As hopefully everyone knows by now, the Big 12 is the only conference whose members retain their third tier media rights. I say hopefully, because this is a big deal when conferences report distributions. Since third tier money goes straight to each school in the Big 12, the conference doesn’t “distribute” that money. Which, ends up skewing conference payout totals if you aren’t paying attention.
Big 12 members retain those right because the conference failed to work out a TV network deal with Fox and ESPN. Texas in unwilling to give up their cash cow, the Longhorn Network, and without Texas, a Big 12 Network just doesn’t make sense.
However, although the conference was left without much of a choice, we have started to wonder if the LHN inadvertently saved the Big 12. The ACC network is struggling to get off the ground, and the Pac-12 Network has been a financial disaster. Both conferences lag well behind the Big Ten, Big 12 and SEC in revenue.
TV is going through a major shift. People only want to pay for what they want to watch and they are tired of high cable bills. ESPN has lost 12 million subscribers over the last six years. Which is a huge problem for the Network. And that’s not even getting into the difference between a subscriber and a viewer. There are subscribers to ESPN that may never watch or want the channel. It simply comes with their TV package. Millennials are saying no more. They don’t want to pay for something they don’t use and networks are having to adapt to that change.
Now, we don’t know exactly what content the Big Ten Network will offer via YouTube and Hulu, but we already see NFL games streamed on Twitter. Streaming is the future of TV.

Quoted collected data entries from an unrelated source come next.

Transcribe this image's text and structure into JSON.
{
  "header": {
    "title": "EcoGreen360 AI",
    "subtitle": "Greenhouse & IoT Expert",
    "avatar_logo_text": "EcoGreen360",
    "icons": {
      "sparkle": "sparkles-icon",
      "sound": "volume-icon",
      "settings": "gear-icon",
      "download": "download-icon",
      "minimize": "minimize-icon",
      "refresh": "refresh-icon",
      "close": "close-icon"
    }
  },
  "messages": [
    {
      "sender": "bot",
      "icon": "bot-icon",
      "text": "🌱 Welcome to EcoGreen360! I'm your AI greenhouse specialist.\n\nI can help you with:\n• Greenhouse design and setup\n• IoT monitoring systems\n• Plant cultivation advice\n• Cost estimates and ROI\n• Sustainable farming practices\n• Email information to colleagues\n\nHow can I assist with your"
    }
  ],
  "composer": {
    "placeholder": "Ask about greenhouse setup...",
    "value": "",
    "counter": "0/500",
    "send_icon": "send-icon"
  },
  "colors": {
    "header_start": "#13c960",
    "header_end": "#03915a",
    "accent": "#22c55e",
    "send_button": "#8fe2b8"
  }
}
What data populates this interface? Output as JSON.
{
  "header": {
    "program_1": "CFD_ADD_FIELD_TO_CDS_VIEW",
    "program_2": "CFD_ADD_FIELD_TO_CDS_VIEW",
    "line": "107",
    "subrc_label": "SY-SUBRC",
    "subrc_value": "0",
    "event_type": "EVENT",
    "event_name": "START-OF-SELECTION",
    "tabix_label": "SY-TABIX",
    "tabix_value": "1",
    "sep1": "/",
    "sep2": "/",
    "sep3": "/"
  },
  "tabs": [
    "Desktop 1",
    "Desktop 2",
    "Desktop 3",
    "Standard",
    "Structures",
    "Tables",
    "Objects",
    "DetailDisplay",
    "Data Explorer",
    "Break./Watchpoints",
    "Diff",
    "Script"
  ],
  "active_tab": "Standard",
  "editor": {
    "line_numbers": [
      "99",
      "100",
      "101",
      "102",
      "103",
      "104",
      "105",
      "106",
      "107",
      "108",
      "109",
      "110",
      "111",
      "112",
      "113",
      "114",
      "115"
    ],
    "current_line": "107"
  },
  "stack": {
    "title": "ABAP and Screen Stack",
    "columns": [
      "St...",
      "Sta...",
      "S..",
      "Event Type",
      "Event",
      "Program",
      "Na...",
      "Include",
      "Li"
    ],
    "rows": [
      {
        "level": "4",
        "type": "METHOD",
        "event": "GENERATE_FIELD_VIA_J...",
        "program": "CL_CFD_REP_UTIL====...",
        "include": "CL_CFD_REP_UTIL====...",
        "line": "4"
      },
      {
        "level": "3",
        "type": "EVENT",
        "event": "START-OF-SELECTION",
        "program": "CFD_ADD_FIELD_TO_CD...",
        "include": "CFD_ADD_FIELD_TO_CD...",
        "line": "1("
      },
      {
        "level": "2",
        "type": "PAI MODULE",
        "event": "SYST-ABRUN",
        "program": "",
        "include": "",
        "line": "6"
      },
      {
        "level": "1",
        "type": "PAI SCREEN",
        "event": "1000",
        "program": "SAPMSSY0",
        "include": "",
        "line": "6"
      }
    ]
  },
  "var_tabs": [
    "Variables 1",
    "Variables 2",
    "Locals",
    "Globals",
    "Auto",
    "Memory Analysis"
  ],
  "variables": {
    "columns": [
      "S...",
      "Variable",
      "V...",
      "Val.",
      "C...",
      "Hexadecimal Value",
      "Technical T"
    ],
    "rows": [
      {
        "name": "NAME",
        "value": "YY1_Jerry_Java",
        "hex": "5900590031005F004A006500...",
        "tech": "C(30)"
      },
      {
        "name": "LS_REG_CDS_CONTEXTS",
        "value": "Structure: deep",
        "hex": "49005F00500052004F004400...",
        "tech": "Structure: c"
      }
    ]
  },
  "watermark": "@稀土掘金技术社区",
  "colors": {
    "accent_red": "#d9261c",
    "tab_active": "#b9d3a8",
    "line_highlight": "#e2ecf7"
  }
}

The Big 12, either as a conference or its members, is thought to be in a very good position to take advantage of this new market. It was even thought that being first to market might provide the conference with some long-term stability, while other conferences struggle to keep their TV networks financially viable. Something it desperately needs. However, the Big Ten beat them to the punch, and at the same time, showed that other conferences could end up making similar deals.
Obviously a streaming deal is still an option for the Big 12 and the Big Ten Network’s deal shouldn’t affect the Big 12’s ability to make a deal themselves. However, the conference should try to get something done sooner rather than later, or risk being left behind once again.